Ele passou quase um ano tentando chegar à Europa. Ele disse que foi atacado pela polícia e fraudado dinheiro enquanto atravessava o Mali, a Argélia e o Níger, a certa altura mancando entre corpos no deserto. Ele desistiu depois de ver seus colegas imigrantes morrerem de fome e exaustão.
Embora a Europa gaste milhões de dólares para dissuadir os migrantes antes de chegarem às suas costas, ele é um entre dezenas de milhares de africanos que regressam a casa com a ajuda da Organização Internacional para as Migrações.
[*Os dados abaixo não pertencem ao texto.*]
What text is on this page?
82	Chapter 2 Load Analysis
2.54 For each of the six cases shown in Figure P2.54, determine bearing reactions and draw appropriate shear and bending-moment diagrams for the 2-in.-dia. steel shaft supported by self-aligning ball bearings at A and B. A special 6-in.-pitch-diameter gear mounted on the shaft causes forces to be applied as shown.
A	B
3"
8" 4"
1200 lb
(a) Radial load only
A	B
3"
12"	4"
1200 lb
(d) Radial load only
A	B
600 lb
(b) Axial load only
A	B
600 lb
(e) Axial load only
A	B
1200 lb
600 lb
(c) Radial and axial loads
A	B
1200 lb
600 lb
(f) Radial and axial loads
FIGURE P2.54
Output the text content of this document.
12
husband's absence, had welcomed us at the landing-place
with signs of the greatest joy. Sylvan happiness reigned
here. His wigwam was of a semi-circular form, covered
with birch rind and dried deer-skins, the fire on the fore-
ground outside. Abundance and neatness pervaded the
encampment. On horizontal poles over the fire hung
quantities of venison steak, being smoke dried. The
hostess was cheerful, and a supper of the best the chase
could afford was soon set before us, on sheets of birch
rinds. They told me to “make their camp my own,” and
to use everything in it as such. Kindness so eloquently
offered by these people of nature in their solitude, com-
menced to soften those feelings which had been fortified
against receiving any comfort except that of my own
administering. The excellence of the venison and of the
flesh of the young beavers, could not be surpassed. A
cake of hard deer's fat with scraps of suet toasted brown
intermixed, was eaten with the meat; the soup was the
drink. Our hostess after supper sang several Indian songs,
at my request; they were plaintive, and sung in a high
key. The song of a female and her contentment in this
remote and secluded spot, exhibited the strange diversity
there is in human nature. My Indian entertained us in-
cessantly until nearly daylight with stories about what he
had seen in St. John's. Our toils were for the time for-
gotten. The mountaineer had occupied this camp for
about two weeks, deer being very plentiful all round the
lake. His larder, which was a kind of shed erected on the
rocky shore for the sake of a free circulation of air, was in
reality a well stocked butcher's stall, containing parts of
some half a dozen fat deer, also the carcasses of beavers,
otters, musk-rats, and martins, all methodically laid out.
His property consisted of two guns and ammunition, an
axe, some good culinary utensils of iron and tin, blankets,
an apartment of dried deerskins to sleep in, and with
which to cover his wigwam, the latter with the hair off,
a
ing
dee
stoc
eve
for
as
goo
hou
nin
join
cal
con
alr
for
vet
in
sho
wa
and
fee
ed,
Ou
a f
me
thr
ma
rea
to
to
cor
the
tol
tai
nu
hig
O programa da OIM, financiado pela União Europeia, cobre os custos dos voos de regresso e promete assistência de acompanhamento.
Mas os migrantes dizem à Associated Press que as promessas da agência das Nações Unidas não foram cumpridas, deixando-os com traumas, dívidas e vergonha familiar. O desespero pode desencadear novas tentativas de migração.
A AP conversou com três repatriados na Gâmbia e quatro na Guiné e viu um grupo de WhatsApp de mais de 50 membros criado em torno da frustração dos repatriados com a OIM. Eles explicaram que estavam em contato com a OIM há meses e não obtiveram resposta.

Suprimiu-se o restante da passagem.